Through The Fire is the debut novel by Shawn Grady. It was featured by the CFBA in June, but I didn’t get it in time to review. It tells the story of Aidan O’Neill, a firefighter in Reno, Nevada, driven by a tragic past.
Coincidentally, Shawn Grady was a firefighter/paramedic in Reno. What are the odds?
Aidan O’Neill comes from a long line of firefighters, and he continues the family tradition even as he deals with the death of his father in the line of duty. The fire speaks to him, and he challenges the dangers past the point of confidence into recklessness. When a rookie fireman is severely injured, he is forced to take a break from the department.
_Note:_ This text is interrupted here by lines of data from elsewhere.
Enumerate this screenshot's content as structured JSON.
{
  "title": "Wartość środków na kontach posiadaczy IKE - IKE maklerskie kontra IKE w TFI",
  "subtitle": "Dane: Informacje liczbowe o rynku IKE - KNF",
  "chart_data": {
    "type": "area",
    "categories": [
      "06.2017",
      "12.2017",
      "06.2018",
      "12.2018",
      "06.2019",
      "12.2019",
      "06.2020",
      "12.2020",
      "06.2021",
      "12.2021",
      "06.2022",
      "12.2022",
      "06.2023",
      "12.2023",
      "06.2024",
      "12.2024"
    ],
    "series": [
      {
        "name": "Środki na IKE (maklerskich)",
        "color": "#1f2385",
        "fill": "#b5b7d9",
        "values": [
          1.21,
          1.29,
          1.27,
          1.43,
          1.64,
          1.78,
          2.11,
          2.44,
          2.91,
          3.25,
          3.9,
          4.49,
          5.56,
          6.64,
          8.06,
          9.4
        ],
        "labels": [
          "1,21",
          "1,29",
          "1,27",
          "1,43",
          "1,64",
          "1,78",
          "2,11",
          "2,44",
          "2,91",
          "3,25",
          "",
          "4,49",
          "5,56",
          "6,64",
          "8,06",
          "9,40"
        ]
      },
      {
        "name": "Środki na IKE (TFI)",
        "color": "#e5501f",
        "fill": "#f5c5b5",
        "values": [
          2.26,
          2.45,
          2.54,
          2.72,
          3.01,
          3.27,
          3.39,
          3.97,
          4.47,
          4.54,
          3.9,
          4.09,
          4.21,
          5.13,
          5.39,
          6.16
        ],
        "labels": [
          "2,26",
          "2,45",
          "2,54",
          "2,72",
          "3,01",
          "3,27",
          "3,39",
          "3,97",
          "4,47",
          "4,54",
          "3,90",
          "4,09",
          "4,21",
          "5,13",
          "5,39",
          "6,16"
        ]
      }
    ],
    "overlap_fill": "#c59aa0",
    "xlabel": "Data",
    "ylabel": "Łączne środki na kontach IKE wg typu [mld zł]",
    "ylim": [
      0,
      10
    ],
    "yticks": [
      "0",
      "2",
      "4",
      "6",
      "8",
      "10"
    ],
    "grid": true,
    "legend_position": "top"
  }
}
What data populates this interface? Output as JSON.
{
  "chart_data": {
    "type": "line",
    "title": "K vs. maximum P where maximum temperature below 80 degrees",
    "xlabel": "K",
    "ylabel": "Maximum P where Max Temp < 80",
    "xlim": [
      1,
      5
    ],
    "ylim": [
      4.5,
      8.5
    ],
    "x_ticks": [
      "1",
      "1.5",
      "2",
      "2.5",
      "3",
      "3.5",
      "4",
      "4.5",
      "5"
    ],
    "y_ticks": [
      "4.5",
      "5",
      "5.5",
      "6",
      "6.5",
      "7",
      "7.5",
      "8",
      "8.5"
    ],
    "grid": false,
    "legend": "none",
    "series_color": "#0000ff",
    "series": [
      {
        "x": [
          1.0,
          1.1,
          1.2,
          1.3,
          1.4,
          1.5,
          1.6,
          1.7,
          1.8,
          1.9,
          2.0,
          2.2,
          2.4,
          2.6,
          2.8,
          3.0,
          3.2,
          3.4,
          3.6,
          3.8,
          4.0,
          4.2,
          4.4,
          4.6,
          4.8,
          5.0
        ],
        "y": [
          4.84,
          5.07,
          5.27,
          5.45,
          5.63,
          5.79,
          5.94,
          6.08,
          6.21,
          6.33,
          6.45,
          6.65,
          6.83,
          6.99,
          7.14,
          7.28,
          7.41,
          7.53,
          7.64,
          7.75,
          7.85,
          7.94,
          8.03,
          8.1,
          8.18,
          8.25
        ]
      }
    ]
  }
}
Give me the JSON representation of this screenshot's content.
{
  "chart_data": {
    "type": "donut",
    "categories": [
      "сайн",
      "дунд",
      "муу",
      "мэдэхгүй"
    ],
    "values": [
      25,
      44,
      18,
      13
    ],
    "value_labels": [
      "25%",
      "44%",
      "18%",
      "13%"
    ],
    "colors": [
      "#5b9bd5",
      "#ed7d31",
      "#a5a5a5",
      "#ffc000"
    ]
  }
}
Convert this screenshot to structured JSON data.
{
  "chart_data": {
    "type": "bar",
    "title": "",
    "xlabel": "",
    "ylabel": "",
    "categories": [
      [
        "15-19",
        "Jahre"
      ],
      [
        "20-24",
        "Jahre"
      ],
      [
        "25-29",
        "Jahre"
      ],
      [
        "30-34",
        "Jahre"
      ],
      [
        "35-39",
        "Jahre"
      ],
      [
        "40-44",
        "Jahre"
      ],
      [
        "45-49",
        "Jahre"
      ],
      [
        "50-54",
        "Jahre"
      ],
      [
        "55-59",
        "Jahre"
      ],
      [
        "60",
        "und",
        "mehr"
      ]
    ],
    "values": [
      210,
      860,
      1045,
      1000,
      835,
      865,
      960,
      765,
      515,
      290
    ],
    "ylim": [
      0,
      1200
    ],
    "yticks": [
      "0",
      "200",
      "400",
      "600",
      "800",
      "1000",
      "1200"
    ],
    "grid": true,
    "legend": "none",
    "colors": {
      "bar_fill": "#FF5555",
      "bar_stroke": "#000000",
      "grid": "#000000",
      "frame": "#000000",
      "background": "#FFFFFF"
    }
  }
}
He runs to Mexico, avoiding the introspection the break intended, but his suspension is cut short when an arsonist starts targeting Reno. Clues suggest a connection to his father’s death, but his gift of reading fires has left him, leaving him with doubt about his livelihood and his life.
The new fire investigator Julieanne Caldwell comes to him with new information and a past connection. His attraction to her is matched by the way the flames seem to be seeking him out. The heat rises to a fiery conclusion as Aidan wrestles with his foundation as well as a danger that shows no mercy.
This is an impressive debut for Grady. The old adage is “write what you know,” and in this case, he knows his stuff. I work at times with a fire department, and from my perspective, the gritty details of the fire and a fireman’s life puts me on the scene, coughing and squinting due to the smoke. He does a very good job keeping description fresh, even as he has numerous fire-related scenes. It never gets old, and he even stretched my vocabulary. I like an author who makes me reach for the dictionary occasionally.
The suspense is palpable as well, and the twists and menance kept me off balance on who was the bad guy. He weaves a battle of faith into the the mix as well in a very fresh, organic way. There was one stretch where the pacing got a little bogged down, but overall he keeps the temperature rising throughout the book.
He writes believable characters, guys you’d want to go against a fire with, as well as crusty bosses and jilted love. The main characters Aidan and Julieanne are conflicted and imperfect, making mistakes along the way even as you’re rooting for them.
In his bio it says he was named “Most Promising Writer” at a prominent writers conference. Through the Fire delivers on this promise. I really enjoyed the world of the firefighter, as you feel like you’re in their boots. This book jumps into my favorites of the year list, and I’ll be looking forward to more from Shawn Grady.